The rates for the revised radiation treatment codes are as follows:
· CPT 77387 (IGRT): $ NOT LISTED ON FEE SCHEDULE
· CPT 77402 (Rad treatment delivery, Level 1): $147.79
· CPT 77407 (Rad treatment delivery, Level 2): $268.35
· CPT 77412 (Radtreatment delivery, Level 3): $254.74
These rates are catastrophically low and do not come close to covering the actual costs of delivering safe, precise, and effective radiation therapy. Radiation oncology requires substantial capital investment in linear accelerators, imaging systems, quality assurance, physics support, and highly trained clinical staff. At these reimbursement levels, practices cannot absorb the ongoing operational expenses, leading to reduced capacity, delayed treatments, or complete discontinuation of services for Nevada patients in many communities. This directly jeopardizes patient outcomes in a vulnerable population that already faces barriers to care.

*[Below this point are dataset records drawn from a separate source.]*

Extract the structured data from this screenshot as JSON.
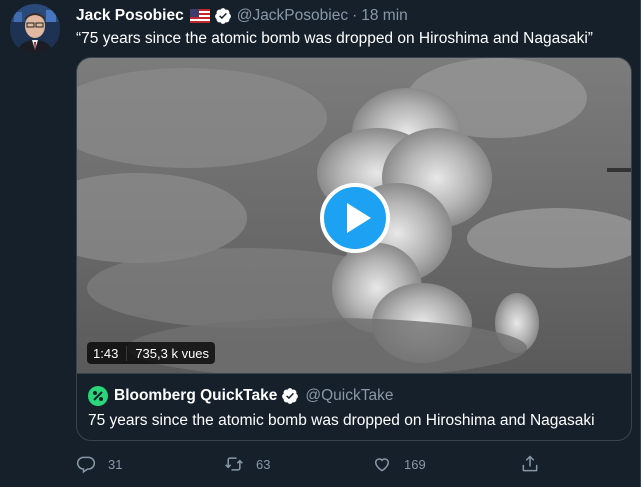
{
  "tweet": {
    "author_name": "Jack Posobiec",
    "author_handle": "@JackPosobiec",
    "separator": "·",
    "time": "18 min",
    "text": "“75 years since the atomic bomb was dropped on Hiroshima and Nagasaki”",
    "flag_icon": "us-flag-icon",
    "verified_icon": "verified-badge-icon"
  },
  "video": {
    "duration": "1:43",
    "views": "735,3 k vues",
    "play_icon": "play-icon"
  },
  "quote": {
    "author_name": "Bloomberg QuickTake",
    "author_handle": "@QuickTake",
    "text": "75 years since the atomic bomb was dropped on Hiroshima and Nagasaki",
    "logo_icon": "quicktake-logo-icon"
  },
  "actions": {
    "reply_count": "31",
    "retweet_count": "63",
    "like_count": "169",
    "share_icon": "share-icon"
  },
  "colors": {
    "background": "#15202b",
    "secondary_text": "#8899a6",
    "border": "#38444d",
    "accent": "#1da1f2",
    "quicktake_green": "#2bd67b"
  }
}
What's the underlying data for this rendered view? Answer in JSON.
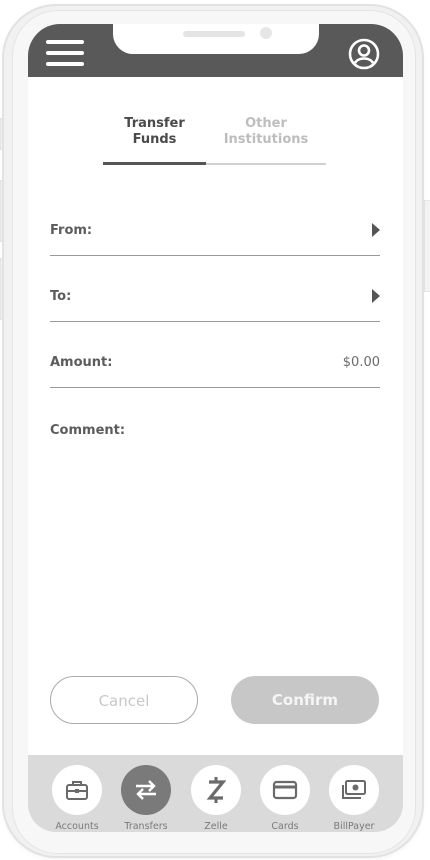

By comparison, national Medicare benchmarks for these same services (updated effective January 1, 2026, under the revised CPT coding structure that bundles technical image guidance into the delivery codes) are substantially higher and reflect the true resources involved:
· CPT 77387 (pro component only): approx $36.74
· CPT 77402 (Level 1): approx $79.49 (PFS non-facility) to $104.24 (HOPPS)
· CPT 77407 (Level 2): approx $317.64 (PFS non-facility) to $394.05 (HOPPS)
· CPT 77412 (Level 3): approx $391.46 (PFS non-facility) to $564.51 (HOPPS)
Nevada’s rates are lower than Medicare’s creating an untenable disparity. Many commercial payers reimburse at even higher levels. These national rates, while not extravagant, at least allow practices to maintain operations and invest in modern technology required for accurate, image-guided treatment.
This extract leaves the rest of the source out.